Filme wie Kroos, aber auch Nowitzki und Klitschko haben Sie für das Kino produziert. Nun der Weg mit Amazon Prime und dem ZDF – was ist hier der Ansatz?


Wir wollten vor der EM 2021 beim Publikum sein und haben uns daher ganz bewusst für die Erstveröffentlichung im Streaming (Amazon Prime und ZDFmediathek) zusammen mit einer Free- TV-Premiere im ZDF entschieden. In der aktuellen Situation hat das für uns absolut Sinn gemacht.

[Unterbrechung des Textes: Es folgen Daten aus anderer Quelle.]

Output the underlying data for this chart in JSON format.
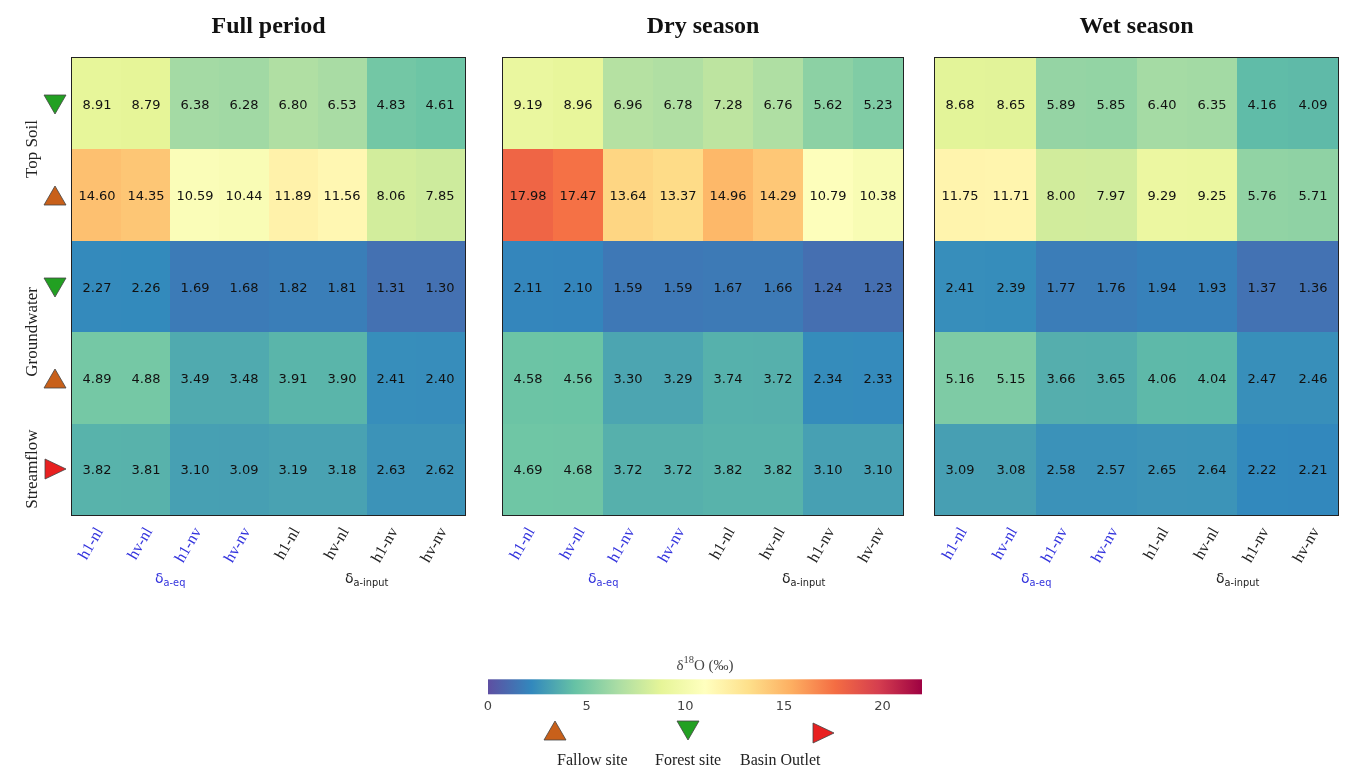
{
  "chart_data": [
    {
      "type": "heatmap",
      "title": "Full period",
      "categories": [
        "h1-nl",
        "hv-nl",
        "h1-nv",
        "hv-nv",
        "h1-nl",
        "hv-nl",
        "h1-nv",
        "hv-nv"
      ],
      "y_categories": [
        null,
        null,
        null,
        null,
        null
      ],
      "cells": [
        [
          8.91,
          8.79,
          6.38,
          6.28,
          6.8,
          6.53,
          4.83,
          4.61
        ],
        [
          14.6,
          14.35,
          10.59,
          10.44,
          11.89,
          11.56,
          8.06,
          7.85
        ],
        [
          2.27,
          2.26,
          1.69,
          1.68,
          1.82,
          1.81,
          1.31,
          1.3
        ],
        [
          4.89,
          4.88,
          3.49,
          3.48,
          3.91,
          3.9,
          2.41,
          2.4
        ],
        [
          3.82,
          3.81,
          3.1,
          3.09,
          3.19,
          3.18,
          2.63,
          2.62
        ]
      ],
      "cell_labels": [
        [
          "8.91",
          "8.79",
          "6.38",
          "6.28",
          "6.80",
          "6.53",
          "4.83",
          "4.61"
        ],
        [
          "14.60",
          "14.35",
          "10.59",
          "10.44",
          "11.89",
          "11.56",
          "8.06",
          "7.85"
        ],
        [
          "2.27",
          "2.26",
          "1.69",
          "1.68",
          "1.82",
          "1.81",
          "1.31",
          "1.30"
        ],
        [
          "4.89",
          "4.88",
          "3.49",
          "3.48",
          "3.91",
          "3.90",
          "2.41",
          "2.40"
        ],
        [
          "3.82",
          "3.81",
          "3.10",
          "3.09",
          "3.19",
          "3.18",
          "2.63",
          "2.62"
        ]
      ],
      "tick_labels": "x",
      "annotations": [
        "δ$_{a-eq}$",
        "δ$_{a-input}$",
        "Top Soil",
        "Groundwater",
        "Streamflow"
      ]
    },
    {
      "type": "heatmap",
      "title": "Dry season",
      "categories": [
        "h1-nl",
        "hv-nl",
        "h1-nv",
        "hv-nv",
        "h1-nl",
        "hv-nl",
        "h1-nv",
        "hv-nv"
      ],
      "y_categories": [
        null,
        null,
        null,
        null,
        null
      ],
      "cells": [
        [
          9.19,
          8.96,
          6.96,
          6.78,
          7.28,
          6.76,
          5.62,
          5.23
        ],
        [
          17.98,
          17.47,
          13.64,
          13.37,
          14.96,
          14.29,
          10.79,
          10.38
        ],
        [
          2.11,
          2.1,
          1.59,
          1.59,
          1.67,
          1.66,
          1.24,
          1.23
        ],
        [
          4.58,
          4.56,
          3.3,
          3.29,
          3.74,
          3.72,
          2.34,
          2.33
        ],
        [
          4.69,
          4.68,
          3.72,
          3.72,
          3.82,
          3.82,
          3.1,
          3.1
        ]
      ],
      "cell_labels": [
        [
          "9.19",
          "8.96",
          "6.96",
          "6.78",
          "7.28",
          "6.76",
          "5.62",
          "5.23"
        ],
        [
          "17.98",
          "17.47",
          "13.64",
          "13.37",
          "14.96",
          "14.29",
          "10.79",
          "10.38"
        ],
        [
          "2.11",
          "2.10",
          "1.59",
          "1.59",
          "1.67",
          "1.66",
          "1.24",
          "1.23"
        ],
        [
          "4.58",
          "4.56",
          "3.30",
          "3.29",
          "3.74",
          "3.72",
          "2.34",
          "2.33"
        ],
        [
          "4.69",
          "4.68",
          "3.72",
          "3.72",
          "3.82",
          "3.82",
          "3.10",
          "3.10"
        ]
      ],
      "clim": [
        0,
        22
      ],
      "cticks": [
        0,
        5,
        10,
        15,
        20
      ],
      "clabel": "δ$^{18}$O (‰)",
      "tick_labels": "x",
      "annotations": [
        "δ$_{a-eq}$",
        "δ$_{a-input}$",
        "Fallow site",
        "Forest site",
        "Basin Outlet"
      ]
    },
    {
      "type": "heatmap",
      "title": "Wet season",
      "categories": [
        "h1-nl",
        "hv-nl",
        "h1-nv",
        "hv-nv",
        "h1-nl",
        "hv-nl",
        "h1-nv",
        "hv-nv"
      ],
      "y_categories": [
        null,
        null,
        null,
        null,
        null
      ],
      "cells": [
        [
          8.68,
          8.65,
          5.89,
          5.85,
          6.4,
          6.35,
          4.16,
          4.09
        ],
        [
          11.75,
          11.71,
          8.0,
          7.97,
          9.29,
          9.25,
          5.76,
          5.71
        ],
        [
          2.41,
          2.39,
          1.77,
          1.76,
          1.94,
          1.93,
          1.37,
          1.36
        ],
        [
          5.16,
          5.15,
          3.66,
          3.65,
          4.06,
          4.04,
          2.47,
          2.46
        ],
        [
          3.09,
          3.08,
          2.58,
          2.57,
          2.65,
          2.64,
          2.22,
          2.21
        ]
      ],
      "cell_labels": [
        [
          "8.68",
          "8.65",
          "5.89",
          "5.85",
          "6.40",
          "6.35",
          "4.16",
          "4.09"
        ],
        [
          "11.75",
          "11.71",
          "8.00",
          "7.97",
          "9.29",
          "9.25",
          "5.76",
          "5.71"
        ],
        [
          "2.41",
          "2.39",
          "1.77",
          "1.76",
          "1.94",
          "1.93",
          "1.37",
          "1.36"
        ],
        [
          "5.16",
          "5.15",
          "3.66",
          "3.65",
          "4.06",
          "4.04",
          "2.47",
          "2.46"
        ],
        [
          "3.09",
          "3.08",
          "2.58",
          "2.57",
          "2.65",
          "2.64",
          "2.22",
          "2.21"
        ]
      ],
      "tick_labels": "x",
      "annotations": [
        "δ$_{a-eq}$",
        "δ$_{a-input}$"
      ]
    }
  ]
}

Wobei ich die Haltung habe, dass man einen „Kinofilm“ unabhängig davon produzieren kann, wo er zu sehen ist – es kommt auf die Machart an, und die ist bei SCHWARZE ADLER ganz klar „Kino“. Grundsätzlich schafft ein neues Medium eigentlich immer einen neuen, ganz eigenen Markt, ohne zwingend den alten funktionierenden Markt kaputt zu machen. In meinen Augen etabliert das Streaming – und dabei insbesondere Amazon Prime und Netflix sowie die Mediatheken der öffentlich-rechtlichen Sender – einen solchen neuen Markt. Kino leidet im Moment unter dem Aufführungsverbot und nicht unter Streaming. Fällt das Verbot weg, wird der Kinomarkt bärenstark zurückkommen. Bei den Leuten gibt es einen gewaltigen Nachholbedarf.

Was kann man in den nächsten 18 Monaten von BROADVIEW Pictures erwarten?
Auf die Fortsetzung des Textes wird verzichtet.